We’ve been thinking about that question a good bit recently.
With the ever-buzzing Internet, facilitated by handheld smart devices, teens are more likely than ever to catch a steady flow of celebrity news. And much of the time, the messaging behind that news is not exactly what parents would prefer. (Think Britney, folks.)
Sure, there’s nothing necessarily wrong with Cyrus’ early engagement, or Snooki’s premarital pregnancy. (We can probably all agree that Ms. Portwood’s jail sentence is too bad.) But there’s a lot of evidence pointing to the challenges associated with these behavior patterns in society at large. Statistically, the younger people are when they get married the more likely those marriages are to end. Statistically, unwed mothers are more likely to have economic troubles.
But does any of that matter? Aren’t teens (and younger children) smart enough to know the difference between celebrity glitz and real life?
The other day I called up child development expert Diane Levin to ask her opinion.
Ms. Levin, a professor at Wheelock College in Boston, has spent her career exploring the impact of media on children.
I asked her whether Miley’s engagement news, to take one example, means that we’ll soon see a rush of teenage marriages.
“It’s not so purely black and white,” she says. “It’s not like the kids see something and they do it.”
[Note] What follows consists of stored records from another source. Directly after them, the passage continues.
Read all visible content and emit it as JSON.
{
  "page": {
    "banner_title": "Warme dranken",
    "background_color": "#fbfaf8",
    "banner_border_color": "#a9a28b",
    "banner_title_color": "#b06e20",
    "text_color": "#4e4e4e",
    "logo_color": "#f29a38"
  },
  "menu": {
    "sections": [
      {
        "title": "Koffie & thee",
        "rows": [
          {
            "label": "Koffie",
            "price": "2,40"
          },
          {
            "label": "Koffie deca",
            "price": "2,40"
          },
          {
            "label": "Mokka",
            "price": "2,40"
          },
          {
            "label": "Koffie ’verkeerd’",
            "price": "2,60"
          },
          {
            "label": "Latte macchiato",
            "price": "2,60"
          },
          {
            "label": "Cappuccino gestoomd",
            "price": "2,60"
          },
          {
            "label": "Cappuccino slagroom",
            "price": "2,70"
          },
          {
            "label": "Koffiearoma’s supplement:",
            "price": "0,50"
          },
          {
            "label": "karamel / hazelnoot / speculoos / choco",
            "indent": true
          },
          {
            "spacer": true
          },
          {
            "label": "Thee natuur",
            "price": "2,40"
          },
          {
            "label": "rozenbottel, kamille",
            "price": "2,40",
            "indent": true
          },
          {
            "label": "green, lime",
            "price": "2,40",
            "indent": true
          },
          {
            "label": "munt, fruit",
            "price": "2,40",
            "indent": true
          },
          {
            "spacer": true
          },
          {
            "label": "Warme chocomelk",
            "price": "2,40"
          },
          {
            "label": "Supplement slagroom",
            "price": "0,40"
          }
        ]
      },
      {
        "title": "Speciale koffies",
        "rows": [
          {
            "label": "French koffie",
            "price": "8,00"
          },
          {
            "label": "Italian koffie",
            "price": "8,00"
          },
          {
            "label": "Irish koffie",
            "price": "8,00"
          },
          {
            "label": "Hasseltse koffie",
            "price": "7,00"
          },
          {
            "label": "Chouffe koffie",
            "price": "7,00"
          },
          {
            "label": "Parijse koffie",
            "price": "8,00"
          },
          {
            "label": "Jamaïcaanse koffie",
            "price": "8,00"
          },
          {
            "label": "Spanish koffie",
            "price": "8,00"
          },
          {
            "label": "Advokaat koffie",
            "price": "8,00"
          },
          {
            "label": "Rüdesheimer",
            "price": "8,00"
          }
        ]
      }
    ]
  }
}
The issue, she says, is that constant pop culture messaging can shift children’s place on what she describes as a continuum. Take violence in the media. Just because a child watches 100 murders a week on television doesn’t mean that child will end up killing someone. But if you place the child on a continuum of aggressive behavior, studies have shown that the television violence moves the child further toward the aggressive end.
This shift happens differently for different individuals. But for those already vulnerable to a certain type of behavior – whether it’s aggression or teen pregnancy – a barrage of pop culture messaging can tip the scales. For others, it shifts, however subtly, the concept of “normal.”
“Once the people who have been glorified are modeling something, it is going to have some effect,” she says. “The more of it [teens] see, the more it becomes their culture, the more it becomes normalized.”
(You can see this same pattern in the sexualization of children. The celebrity “sexy” culture trickles down to the masses to the point that padded bras for 7-year-olds seems “normal.” To some people, at least.)
But parents don’t have to despair – or forbid their kids from following the travails of Miley et al.
Children who are what Levin describes as “interconnected," or who have meaningful in-person (as opposed to screen) relationships with peers, family members and others, tend to resist celebrity culture more so than those who are more isolated. So do children whose parents talk with them about what they’re seeing in the pop culture world.
“Kids have two boxes in their heads,” she says. “There’s the pop culture box and the family culture box.”
The parents’ job is to connect those boxes, to help children apply the values they learn at home to the world of pop culture, which might otherwise have its own set of values. Levin says that parents do themselves (and their kids) a world of good when they start nonjudgmental conversations with their kids about the behavior of celebrities, or ask what their children think about the news they are seeing.
Also important, she says, is to be informed. If you don’t know what’s going on in your kid’s world, then it’s pretty hard to engage her about it.
So bring on Snooki. There’s something to this celebrity news after all.